Micron's stock fell roughly 13% in a session as a sharp selloff in South Korean memory names (Samsung, SK Hynix) spilled over into the U.S. market, reigniting concerns about a potential turning point in the DRAM and NAND pricing cycle. The move is notable because Micron had been riding a strong earnings cycle: FY2025 revenue hit $37.4B, up nearly 49% year-over-year, with gross margins expanding to ~40% and diluted EPS at $7.59.
The Korean selloff matters because Samsung and SK Hynix are Micron's two largest global competitors and serve as the most direct read-through for spot and contract memory pricing. Any signal of supply ramp or demand softness from Seoul hits Micron's forward earnings estimates almost immediately, since memory is a commodity market where pricing moves quickly through the P&L.
The bull/bear tension here is acute. Bulls point to Micron's best fundamental profile in years — revenue nearly doubled off cycle lows, margins structurally higher on HBM/AI memory mix, and a multi-year AI infrastructure buildout driving sustained DRAM demand.
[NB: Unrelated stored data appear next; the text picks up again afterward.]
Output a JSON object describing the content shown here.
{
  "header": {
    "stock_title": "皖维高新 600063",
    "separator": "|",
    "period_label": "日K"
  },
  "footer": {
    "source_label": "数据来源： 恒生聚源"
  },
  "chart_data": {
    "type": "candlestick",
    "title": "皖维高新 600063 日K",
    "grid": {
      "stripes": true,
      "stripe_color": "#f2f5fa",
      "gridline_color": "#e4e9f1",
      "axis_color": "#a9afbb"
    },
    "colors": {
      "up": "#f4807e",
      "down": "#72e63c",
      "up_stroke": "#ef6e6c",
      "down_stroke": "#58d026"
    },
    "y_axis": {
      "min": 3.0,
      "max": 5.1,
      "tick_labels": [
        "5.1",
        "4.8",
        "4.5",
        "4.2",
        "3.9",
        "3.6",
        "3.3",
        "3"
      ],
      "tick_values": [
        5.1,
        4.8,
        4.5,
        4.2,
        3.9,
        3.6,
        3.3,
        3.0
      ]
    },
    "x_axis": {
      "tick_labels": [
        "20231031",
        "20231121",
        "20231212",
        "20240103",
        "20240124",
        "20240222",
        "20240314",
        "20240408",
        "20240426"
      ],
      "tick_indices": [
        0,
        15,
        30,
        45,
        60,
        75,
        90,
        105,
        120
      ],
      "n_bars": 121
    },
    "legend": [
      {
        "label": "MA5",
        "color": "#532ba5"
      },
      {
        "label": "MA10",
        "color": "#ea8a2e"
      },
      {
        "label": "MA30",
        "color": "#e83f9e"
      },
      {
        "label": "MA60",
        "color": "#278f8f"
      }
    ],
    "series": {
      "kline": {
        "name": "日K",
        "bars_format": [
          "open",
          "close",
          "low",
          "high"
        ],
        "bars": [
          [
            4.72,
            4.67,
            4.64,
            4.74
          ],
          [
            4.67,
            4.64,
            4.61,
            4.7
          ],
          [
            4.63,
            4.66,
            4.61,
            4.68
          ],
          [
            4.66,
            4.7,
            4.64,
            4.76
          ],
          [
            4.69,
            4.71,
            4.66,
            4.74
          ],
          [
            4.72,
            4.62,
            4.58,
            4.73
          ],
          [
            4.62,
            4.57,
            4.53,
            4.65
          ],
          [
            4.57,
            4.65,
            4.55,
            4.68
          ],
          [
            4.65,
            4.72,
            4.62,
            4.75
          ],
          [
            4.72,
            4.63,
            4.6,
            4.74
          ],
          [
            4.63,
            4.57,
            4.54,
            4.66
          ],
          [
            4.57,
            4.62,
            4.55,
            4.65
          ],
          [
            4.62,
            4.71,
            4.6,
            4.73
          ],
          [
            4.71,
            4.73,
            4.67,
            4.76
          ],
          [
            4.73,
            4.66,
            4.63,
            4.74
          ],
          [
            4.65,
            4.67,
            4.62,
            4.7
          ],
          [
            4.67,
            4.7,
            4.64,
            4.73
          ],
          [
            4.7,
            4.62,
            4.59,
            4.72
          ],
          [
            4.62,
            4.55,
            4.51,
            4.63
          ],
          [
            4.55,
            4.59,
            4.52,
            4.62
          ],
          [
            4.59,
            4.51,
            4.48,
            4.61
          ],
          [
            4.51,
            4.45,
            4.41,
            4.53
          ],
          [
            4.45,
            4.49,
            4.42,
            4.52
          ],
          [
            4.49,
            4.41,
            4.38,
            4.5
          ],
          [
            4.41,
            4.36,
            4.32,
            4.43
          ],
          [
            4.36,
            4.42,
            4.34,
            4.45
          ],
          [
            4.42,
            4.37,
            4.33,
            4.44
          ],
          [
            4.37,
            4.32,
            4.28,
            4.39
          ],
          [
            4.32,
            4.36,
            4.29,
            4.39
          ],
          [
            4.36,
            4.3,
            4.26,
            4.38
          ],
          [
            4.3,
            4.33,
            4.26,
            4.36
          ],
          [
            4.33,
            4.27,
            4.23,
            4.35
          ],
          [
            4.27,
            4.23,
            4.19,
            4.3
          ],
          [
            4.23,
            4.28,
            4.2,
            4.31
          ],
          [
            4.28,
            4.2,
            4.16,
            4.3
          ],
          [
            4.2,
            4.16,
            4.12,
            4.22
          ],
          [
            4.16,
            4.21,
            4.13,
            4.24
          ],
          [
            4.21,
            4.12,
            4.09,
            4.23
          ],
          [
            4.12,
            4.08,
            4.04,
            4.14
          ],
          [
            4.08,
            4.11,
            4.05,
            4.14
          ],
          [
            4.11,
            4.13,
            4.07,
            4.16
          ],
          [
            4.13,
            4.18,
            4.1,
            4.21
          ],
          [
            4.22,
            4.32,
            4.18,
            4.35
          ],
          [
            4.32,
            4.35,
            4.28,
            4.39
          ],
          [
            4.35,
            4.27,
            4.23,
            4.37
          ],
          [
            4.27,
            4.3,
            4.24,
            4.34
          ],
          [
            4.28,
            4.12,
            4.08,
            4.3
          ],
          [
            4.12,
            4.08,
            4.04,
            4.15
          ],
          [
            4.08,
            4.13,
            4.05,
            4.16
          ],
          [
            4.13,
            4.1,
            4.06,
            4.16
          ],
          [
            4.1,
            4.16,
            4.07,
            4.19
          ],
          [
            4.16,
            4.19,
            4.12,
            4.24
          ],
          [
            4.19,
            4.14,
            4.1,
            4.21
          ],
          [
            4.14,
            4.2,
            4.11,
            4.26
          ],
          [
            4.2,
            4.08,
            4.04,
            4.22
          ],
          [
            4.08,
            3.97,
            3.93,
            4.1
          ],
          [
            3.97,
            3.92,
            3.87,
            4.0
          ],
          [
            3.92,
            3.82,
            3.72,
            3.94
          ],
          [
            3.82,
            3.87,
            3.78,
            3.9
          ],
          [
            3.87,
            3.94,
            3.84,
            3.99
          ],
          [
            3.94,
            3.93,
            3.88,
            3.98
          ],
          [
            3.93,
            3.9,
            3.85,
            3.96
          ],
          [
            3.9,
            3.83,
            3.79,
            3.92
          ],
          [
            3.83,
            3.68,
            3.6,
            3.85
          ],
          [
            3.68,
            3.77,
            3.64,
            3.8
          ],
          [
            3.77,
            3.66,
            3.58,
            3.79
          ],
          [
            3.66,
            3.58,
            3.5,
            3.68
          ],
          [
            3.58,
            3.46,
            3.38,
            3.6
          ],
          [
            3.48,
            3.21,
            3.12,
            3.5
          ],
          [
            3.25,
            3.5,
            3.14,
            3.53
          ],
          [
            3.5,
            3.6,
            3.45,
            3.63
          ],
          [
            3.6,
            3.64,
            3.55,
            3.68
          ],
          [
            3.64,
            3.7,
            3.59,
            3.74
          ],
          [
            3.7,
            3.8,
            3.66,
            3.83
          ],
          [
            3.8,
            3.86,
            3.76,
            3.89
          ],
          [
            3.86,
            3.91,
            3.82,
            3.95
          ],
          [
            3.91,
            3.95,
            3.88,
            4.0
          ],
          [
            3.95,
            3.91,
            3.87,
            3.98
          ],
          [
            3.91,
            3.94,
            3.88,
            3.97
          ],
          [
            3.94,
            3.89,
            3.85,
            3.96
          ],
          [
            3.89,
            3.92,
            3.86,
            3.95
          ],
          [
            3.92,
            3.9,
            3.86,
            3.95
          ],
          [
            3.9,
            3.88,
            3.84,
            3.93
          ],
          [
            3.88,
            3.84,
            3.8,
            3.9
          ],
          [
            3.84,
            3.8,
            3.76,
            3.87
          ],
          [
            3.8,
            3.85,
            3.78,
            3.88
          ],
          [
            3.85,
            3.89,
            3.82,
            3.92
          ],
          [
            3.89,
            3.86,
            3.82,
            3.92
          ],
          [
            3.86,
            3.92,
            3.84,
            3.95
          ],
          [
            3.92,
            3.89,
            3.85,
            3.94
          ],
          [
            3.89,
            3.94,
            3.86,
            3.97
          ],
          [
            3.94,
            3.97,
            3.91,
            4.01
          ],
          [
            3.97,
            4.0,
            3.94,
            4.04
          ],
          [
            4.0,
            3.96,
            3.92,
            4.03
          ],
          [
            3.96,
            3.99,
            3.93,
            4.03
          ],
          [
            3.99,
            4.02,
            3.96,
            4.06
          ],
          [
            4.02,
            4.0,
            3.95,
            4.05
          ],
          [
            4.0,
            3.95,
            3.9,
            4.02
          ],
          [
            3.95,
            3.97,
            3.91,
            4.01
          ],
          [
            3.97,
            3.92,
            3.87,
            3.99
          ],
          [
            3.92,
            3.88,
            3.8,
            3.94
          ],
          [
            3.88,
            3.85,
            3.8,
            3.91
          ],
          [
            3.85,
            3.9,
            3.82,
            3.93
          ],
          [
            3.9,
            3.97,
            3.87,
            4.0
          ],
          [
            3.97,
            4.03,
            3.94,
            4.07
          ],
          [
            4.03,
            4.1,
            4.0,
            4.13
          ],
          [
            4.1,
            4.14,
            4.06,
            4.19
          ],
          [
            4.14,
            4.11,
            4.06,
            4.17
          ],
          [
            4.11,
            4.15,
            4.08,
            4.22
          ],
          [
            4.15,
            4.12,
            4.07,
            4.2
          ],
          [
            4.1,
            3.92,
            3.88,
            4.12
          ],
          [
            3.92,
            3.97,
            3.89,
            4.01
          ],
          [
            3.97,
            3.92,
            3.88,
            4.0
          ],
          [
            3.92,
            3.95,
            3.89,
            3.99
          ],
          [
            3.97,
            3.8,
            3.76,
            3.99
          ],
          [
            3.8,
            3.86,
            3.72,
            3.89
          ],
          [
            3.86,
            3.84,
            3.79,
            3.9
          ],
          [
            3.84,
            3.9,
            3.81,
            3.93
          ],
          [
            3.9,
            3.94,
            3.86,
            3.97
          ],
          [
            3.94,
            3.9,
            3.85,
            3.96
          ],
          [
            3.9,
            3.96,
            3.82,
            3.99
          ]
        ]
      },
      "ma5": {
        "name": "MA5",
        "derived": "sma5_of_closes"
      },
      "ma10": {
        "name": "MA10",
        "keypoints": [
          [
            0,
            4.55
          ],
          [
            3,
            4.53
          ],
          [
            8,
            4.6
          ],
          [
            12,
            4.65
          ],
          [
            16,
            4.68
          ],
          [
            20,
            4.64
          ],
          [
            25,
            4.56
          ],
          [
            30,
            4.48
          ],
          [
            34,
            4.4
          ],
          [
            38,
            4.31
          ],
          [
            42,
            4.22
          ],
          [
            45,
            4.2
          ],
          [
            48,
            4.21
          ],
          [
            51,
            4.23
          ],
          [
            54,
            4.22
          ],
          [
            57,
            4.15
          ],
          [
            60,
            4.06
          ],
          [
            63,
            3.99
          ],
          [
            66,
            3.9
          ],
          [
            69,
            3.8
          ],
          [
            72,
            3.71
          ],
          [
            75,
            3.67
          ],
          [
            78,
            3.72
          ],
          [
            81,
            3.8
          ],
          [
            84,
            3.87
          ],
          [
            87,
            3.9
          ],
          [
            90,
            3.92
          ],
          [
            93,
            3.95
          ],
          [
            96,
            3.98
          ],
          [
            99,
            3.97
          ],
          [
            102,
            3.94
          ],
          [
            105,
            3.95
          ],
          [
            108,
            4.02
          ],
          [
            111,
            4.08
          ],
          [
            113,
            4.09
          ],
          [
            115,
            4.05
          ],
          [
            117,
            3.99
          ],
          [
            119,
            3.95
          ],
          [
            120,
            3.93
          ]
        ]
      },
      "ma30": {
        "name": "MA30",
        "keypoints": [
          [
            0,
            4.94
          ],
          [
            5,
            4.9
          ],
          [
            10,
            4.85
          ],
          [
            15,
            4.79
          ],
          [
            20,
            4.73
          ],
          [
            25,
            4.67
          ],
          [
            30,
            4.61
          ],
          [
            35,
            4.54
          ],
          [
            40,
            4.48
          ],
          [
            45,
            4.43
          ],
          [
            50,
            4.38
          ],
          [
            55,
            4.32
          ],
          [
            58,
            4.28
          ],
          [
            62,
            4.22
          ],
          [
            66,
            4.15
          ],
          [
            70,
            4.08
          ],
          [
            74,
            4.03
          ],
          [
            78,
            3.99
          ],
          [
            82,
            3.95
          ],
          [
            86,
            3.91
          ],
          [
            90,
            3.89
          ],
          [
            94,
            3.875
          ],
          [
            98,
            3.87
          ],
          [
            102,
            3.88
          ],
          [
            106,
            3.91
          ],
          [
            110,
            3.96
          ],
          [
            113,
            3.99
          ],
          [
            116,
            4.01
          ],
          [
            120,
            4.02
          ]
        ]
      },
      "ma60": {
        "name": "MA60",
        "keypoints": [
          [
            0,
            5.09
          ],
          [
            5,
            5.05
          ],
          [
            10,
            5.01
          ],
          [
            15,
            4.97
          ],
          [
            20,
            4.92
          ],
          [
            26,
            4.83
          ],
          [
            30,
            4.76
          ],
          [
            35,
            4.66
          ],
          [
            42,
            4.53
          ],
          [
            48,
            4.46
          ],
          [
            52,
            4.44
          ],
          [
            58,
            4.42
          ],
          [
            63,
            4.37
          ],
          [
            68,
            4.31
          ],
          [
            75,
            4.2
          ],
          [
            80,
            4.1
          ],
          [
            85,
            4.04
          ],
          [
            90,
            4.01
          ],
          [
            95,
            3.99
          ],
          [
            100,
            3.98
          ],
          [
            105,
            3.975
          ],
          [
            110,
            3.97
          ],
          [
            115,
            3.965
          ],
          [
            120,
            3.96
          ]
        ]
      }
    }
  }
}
Bears will argue the Korean move is a leading indicator of the cycle rolling over: if Samsung aggressively ramps supply or enterprise demand softens, Micron's 40% gross margins are highly vulnerable and could compress sharply.
Key things to watch: what Korean peers say about Q3 supply and pricing trends, whether Micron's next earnings print (expected around late September/early October) shows any guidance haircut, and whether HBM demand from Nvidia/hyperscalers remains firm. A 13% single-day move in a stock with strong fundamentals is often a flush — but memory cycles can turn fast, and confirmation of a peak would be damaging.